Texto e foto Firmino Paixão
“Oh, meu Deus!”, o Nilton David é já um “alentejano dos quatro costados’”. Um “alentejano” que foi nascer na freguesia de Altura (Castro Marim), há 45 anos, mas, num primeiro momento, por questões profissionais, subiu a planície transtagana e fixou-se em Beja. Corria o ano de 1993. Num segundo momento foi “traído” pelo coração, conheceu a noiva, casou e já tem um filho bejense. Já lhe ouvimos dizer: “Nós, os alentejanos…”. “Já me sinto um alentejano”, confessa, sem preconceitos.
Adepto da atividade física, faz natação e BTT, mas diz que o atletismo é a sua grande paixão. Por convite de um primo, fez a sua primeira meia-maratona em 2006. “O trail veio depois, foi uma descoberta”, revela. “O Carlos Rocha, um amigo, também atleta, disse-me que existia uma prova de 70 quilómetros, na serra da Freita. Estávamos em 2010, já corríamos os dois, dávamos as nossas voltinhas, mas nada de muito extenso. Quando lá fui não cheguei aos 70 quilómetros, fiquei pelos 50. Foi muito duro, mas muito bonito. A partir daí fui sempre melhorando, para tentar fazer provas maiores e ver um pouco da paisagem no interior do País”.
Não tardou a aceitar maiores desafios, provas mais longas: “Sempre tentando superar-me, porque, nessas distâncias, corremos contra nós próprios. As corridas são feitas de pequenos detalhes, temos de ir afinando as coisas que nos incomodam, que nos fazem parar, afinando o corpo, para que possamos aguentar, chegando ao fim bem-dispostos, não sofrendo, nem ficando com vontade de nunca mais vermos as sapatilhas à frente”.
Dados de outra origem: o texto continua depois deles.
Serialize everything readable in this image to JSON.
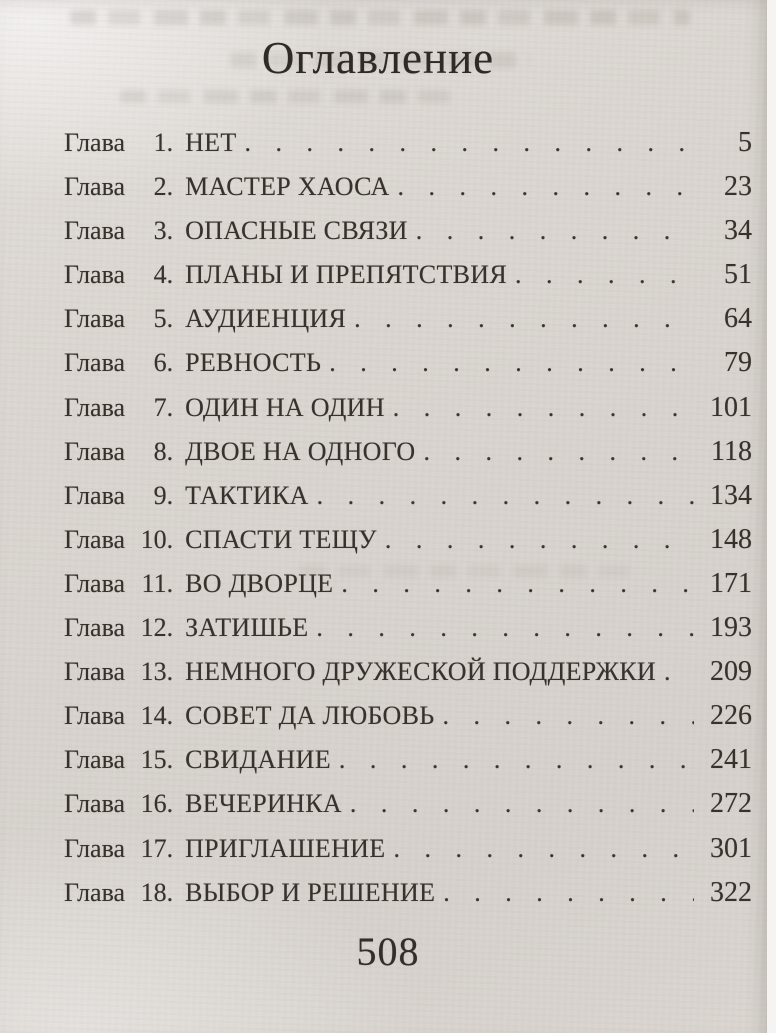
{
  "page": {
    "title": "Оглавление",
    "folio": "508"
  },
  "toc": {
    "chapter_word": "Глава",
    "entries": [
      {
        "number": "1.",
        "title": "НЕТ",
        "page": "5"
      },
      {
        "number": "2.",
        "title": "МАСТЕР ХАОСА",
        "page": "23"
      },
      {
        "number": "3.",
        "title": "ОПАСНЫЕ СВЯЗИ",
        "page": "34"
      },
      {
        "number": "4.",
        "title": "ПЛАНЫ И ПРЕПЯТСТВИЯ",
        "page": "51"
      },
      {
        "number": "5.",
        "title": "АУДИЕНЦИЯ",
        "page": "64"
      },
      {
        "number": "6.",
        "title": "РЕВНОСТЬ",
        "page": "79"
      },
      {
        "number": "7.",
        "title": "ОДИН НА ОДИН",
        "page": "101"
      },
      {
        "number": "8.",
        "title": "ДВОЕ НА ОДНОГО",
        "page": "118"
      },
      {
        "number": "9.",
        "title": "ТАКТИКА",
        "page": "134"
      },
      {
        "number": "10.",
        "title": "СПАСТИ ТЕЩУ",
        "page": "148"
      },
      {
        "number": "11.",
        "title": "ВО ДВОРЦЕ",
        "page": "171"
      },
      {
        "number": "12.",
        "title": "ЗАТИШЬЕ",
        "page": "193"
      },
      {
        "number": "13.",
        "title": "НЕМНОГО ДРУЖЕСКОЙ ПОДДЕРЖКИ",
        "page": "209"
      },
      {
        "number": "14.",
        "title": "СОВЕТ ДА ЛЮБОВЬ",
        "page": "226"
      },
      {
        "number": "15.",
        "title": "СВИДАНИЕ",
        "page": "241"
      },
      {
        "number": "16.",
        "title": "ВЕЧЕРИНКА",
        "page": "272"
      },
      {
        "number": "17.",
        "title": "ПРИГЛАШЕНИЕ",
        "page": "301"
      },
      {
        "number": "18.",
        "title": "ВЫБОР И РЕШЕНИЕ",
        "page": "322"
      }
    ]
  },
  "colors": {
    "paper": "#d7d2cd",
    "ink": "#37322c",
    "scan_edge": "#f5f4f2"
  }
}
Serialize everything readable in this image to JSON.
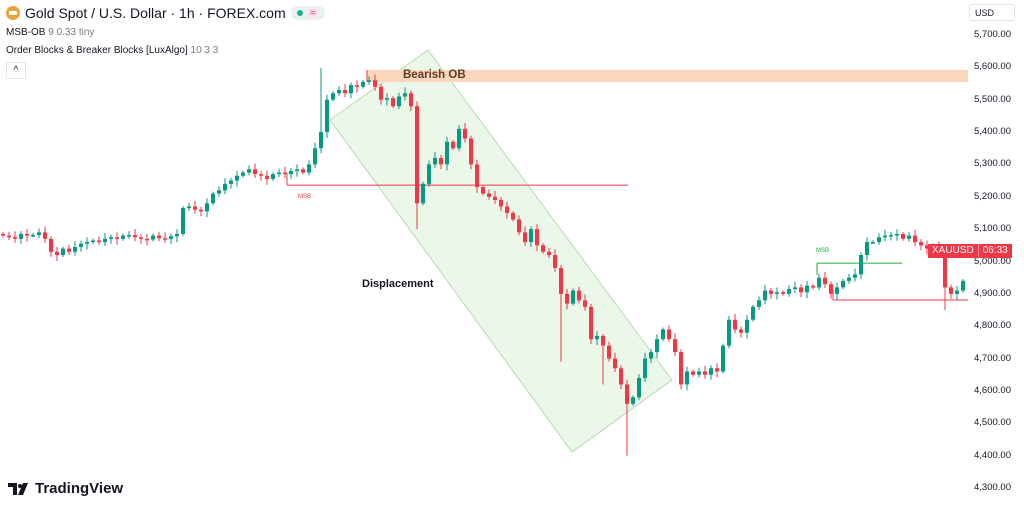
{
  "header": {
    "symbol_title": "Gold Spot / U.S. Dollar · 1h · FOREX.com",
    "symbol_icon": "gold-coin-icon",
    "status_pill": {
      "market_icon": "market-open-dot-icon",
      "delay_icon": "approx-wave-icon",
      "delay_glyph": "≈"
    }
  },
  "indicators": [
    {
      "name": "MSB-OB",
      "params": "9 0.33 tiny"
    },
    {
      "name": "Order Blocks & Breaker Blocks [LuxAlgo]",
      "params": "10 3 3"
    }
  ],
  "collapse_button": {
    "glyph": "^"
  },
  "currency": "USD",
  "price_axis": {
    "labels": [
      "5,700.00",
      "5,600.00",
      "5,500.00",
      "5,400.00",
      "5,300.00",
      "5,200.00",
      "5,100.00",
      "5,000.00",
      "4,900.00",
      "4,800.00",
      "4,700.00",
      "4,600.00",
      "4,500.00",
      "4,400.00",
      "4,300.00"
    ],
    "max": 5700,
    "min": 4300
  },
  "price_tag": {
    "symbol": "XAUUSD",
    "countdown": "06:33",
    "color": "#f23645"
  },
  "annotations": {
    "bearish_ob": {
      "label": "Bearish OB",
      "top": 5592,
      "bottom": 5555,
      "color": "#fcd6bb"
    },
    "displacement": {
      "label": "Displacement",
      "color": "#e6f5e2"
    },
    "msb_bearish": {
      "label": "MSB",
      "price": 5236,
      "color": "#f23645"
    },
    "msb_bullish": {
      "label": "MSB",
      "price": 4995,
      "color": "#22ab3a"
    },
    "support_line": {
      "price": 4881,
      "color": "#f23645"
    }
  },
  "colors": {
    "up": "#089981",
    "down": "#f23645"
  },
  "chart_data": {
    "type": "candlestick",
    "closes": [
      5080,
      5075,
      5070,
      5085,
      5080,
      5082,
      5090,
      5070,
      5030,
      5020,
      5040,
      5030,
      5045,
      5055,
      5060,
      5065,
      5060,
      5070,
      5075,
      5070,
      5080,
      5082,
      5075,
      5070,
      5068,
      5080,
      5072,
      5070,
      5078,
      5085,
      5165,
      5170,
      5160,
      5155,
      5180,
      5210,
      5220,
      5240,
      5250,
      5265,
      5275,
      5285,
      5270,
      5265,
      5255,
      5270,
      5275,
      5270,
      5280,
      5285,
      5275,
      5300,
      5350,
      5400,
      5500,
      5520,
      5530,
      5520,
      5545,
      5540,
      5555,
      5560,
      5540,
      5500,
      5505,
      5480,
      5510,
      5520,
      5480,
      5180,
      5240,
      5300,
      5320,
      5300,
      5370,
      5350,
      5410,
      5380,
      5300,
      5230,
      5210,
      5200,
      5190,
      5170,
      5150,
      5130,
      5090,
      5060,
      5100,
      5050,
      5030,
      5020,
      4980,
      4900,
      4870,
      4910,
      4880,
      4860,
      4760,
      4770,
      4740,
      4700,
      4670,
      4620,
      4560,
      4580,
      4640,
      4700,
      4720,
      4760,
      4790,
      4760,
      4720,
      4620,
      4660,
      4650,
      4660,
      4650,
      4670,
      4660,
      4740,
      4820,
      4790,
      4780,
      4820,
      4860,
      4880,
      4910,
      4900,
      4905,
      4900,
      4915,
      4920,
      4905,
      4925,
      4920,
      4950,
      4930,
      4900,
      4920,
      4940,
      4950,
      4960,
      5020,
      5060,
      5060,
      5075,
      5080,
      5082,
      5085,
      5070,
      5080,
      5060,
      5050,
      5040,
      5050,
      5020,
      4920,
      4900,
      4910,
      4940
    ],
    "wick_extremes": [
      {
        "index": 53,
        "high": 5598
      },
      {
        "index": 69,
        "low": 5100
      },
      {
        "index": 93,
        "low": 4690
      },
      {
        "index": 100,
        "low": 4620
      },
      {
        "index": 104,
        "low": 4400
      },
      {
        "index": 157,
        "low": 4850
      }
    ]
  },
  "branding": {
    "logo_text": "TradingView"
  }
}
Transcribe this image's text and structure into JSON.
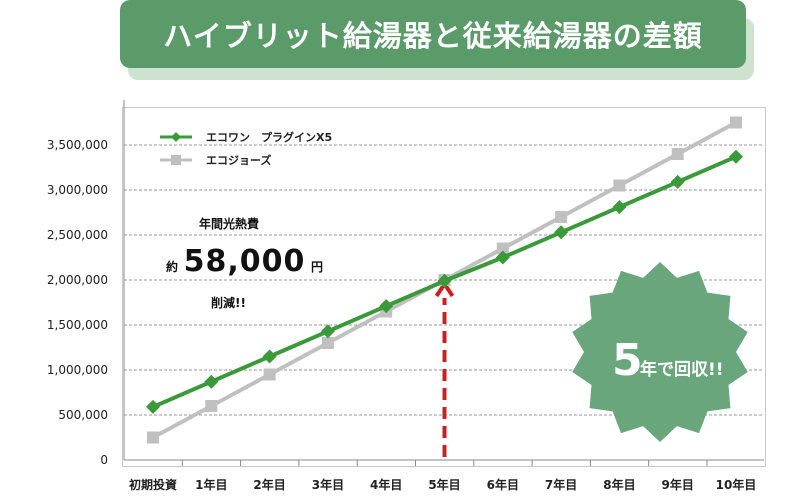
{
  "banner": {
    "title": "ハイブリット給湯器と従来給湯器の差額"
  },
  "callout": {
    "line1": "年間光熱費",
    "prefix": "約",
    "amount": "58,000",
    "suffix": "円",
    "line3": "削減!!"
  },
  "badge": {
    "number": "5",
    "text": "年で回収!!"
  },
  "colors": {
    "green": "#3a9a3a",
    "gray": "#c0c0c0",
    "banner": "#5b9b6a",
    "badge": "#6aa67c",
    "arrow": "#cc1f1f"
  },
  "chart_data": {
    "type": "line",
    "categories": [
      "初期投資",
      "1年目",
      "2年目",
      "3年目",
      "4年目",
      "5年目",
      "6年目",
      "7年目",
      "8年目",
      "9年目",
      "10年目"
    ],
    "series": [
      {
        "name": "エコワン　プラグインX5",
        "color": "#3a9a3a",
        "marker": "diamond",
        "values": [
          590000,
          870000,
          1150000,
          1430000,
          1710000,
          1990000,
          2250000,
          2530000,
          2810000,
          3090000,
          3370000
        ]
      },
      {
        "name": "エコジョーズ",
        "color": "#c0c0c0",
        "marker": "square",
        "values": [
          250000,
          600000,
          950000,
          1300000,
          1650000,
          2000000,
          2350000,
          2700000,
          3050000,
          3400000,
          3750000
        ]
      }
    ],
    "y_ticks": [
      "0",
      "500,000",
      "1,000,000",
      "1,500,000",
      "2,000,000",
      "2,500,000",
      "3,000,000",
      "3,500,000"
    ],
    "ylim": [
      0,
      4000000
    ],
    "grid": true,
    "legend": "top-left",
    "marker_line_at": "5年目"
  }
}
O que fará correr Nilton David? Uma constante avaliação da condição física, uma tentativa de superação ou competir consigo, para melhorar os registos? “Na primeira prova de 160 quilómetros que fiz tive uma recuperação horrível. Não me custou a prova, custou-me a recuperação, e, desde aí, tenho vindo a afinar o corpo para aquilo que é mais duro, nomeadamente, o frio, porque numa corrida de montanha deparamo-nos com várias dificuldades que nos limitam em termos de performance. E até na distância em si, não podemos pensar que estamos a correr aqueles quilómetros, temos de correr por etapas, até àquela árvore, até àquela fonte, chegar àquele rio, e por aí adiante. Mentalmente vamos várias vezes abaixo, mas tentamos recuperar rapidamente. É uma luta individual interessante, que exige muito de nós em termos psicológicos”.
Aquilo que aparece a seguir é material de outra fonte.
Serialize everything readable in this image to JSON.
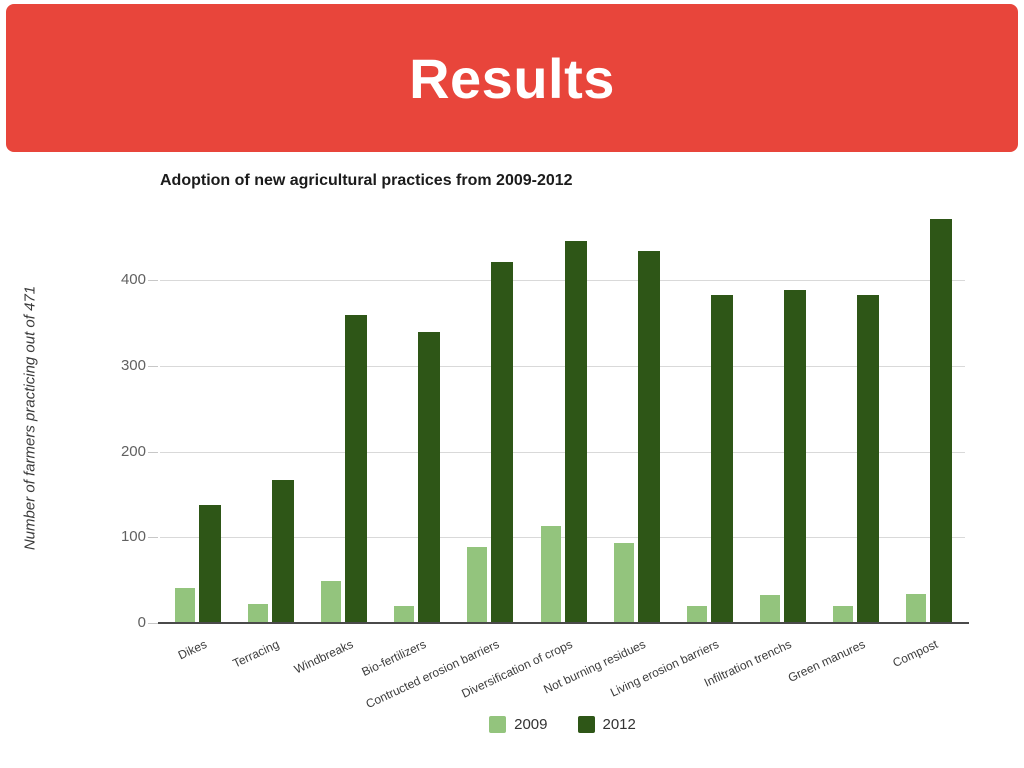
{
  "slide": {
    "title": "Results",
    "banner_color": "#e8453b"
  },
  "chart_data": {
    "type": "bar",
    "title": "Adoption of new agricultural practices from 2009-2012",
    "xlabel": "",
    "ylabel": "Number of farmers practicing out of 471",
    "categories": [
      "Dikes",
      "Terracing",
      "Windbreaks",
      "Bio-fertilizers",
      "Contructed erosion barriers",
      "Diversification of crops",
      "Not burning residues",
      "Living erosion barriers",
      "Infiltration trenchs",
      "Green manures",
      "Compost"
    ],
    "series": [
      {
        "name": "2009",
        "color": "#93c47d",
        "values": [
          40,
          21,
          48,
          19,
          88,
          112,
          92,
          19,
          31,
          19,
          33
        ]
      },
      {
        "name": "2012",
        "color": "#2e5617",
        "values": [
          136,
          166,
          358,
          339,
          420,
          445,
          433,
          382,
          387,
          382,
          470
        ]
      }
    ],
    "yticks": [
      0,
      100,
      200,
      300,
      400
    ],
    "ylim": [
      0,
      480
    ],
    "grid": true,
    "legend_position": "bottom",
    "gridline_color": "#d9d9d9",
    "axis_color": "#4a4a4a",
    "tick_label_color": "#616161",
    "category_label_color": "#3c3c3c"
  }
}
O seu último desafio foi o Oh Meu Deus – Ultra Trail Serra da Estrela, uma prova em que só os atletas que cumpram os primeiros 160 quilómetros abaixo das 32 horas podem correr os restantes 40. “O grande desafio do ‘Oh, meu Deus!’ é saber que podemos chegar aos 160 e ficar por ali. Só uma enorme força mental nos permitirá fazer os outros 40 quilómetros, onde se levam, pelo menos, mais nove horas em prova. O meu tempo total nos 200 quilómetros foi de 41h59’, mas vamos parando nos abastecimentos. Sentimo-nos muito humildes, porque sem a ajuda daquelas pessoas a dar-nos apoio não conseguiríamos superar-nos”.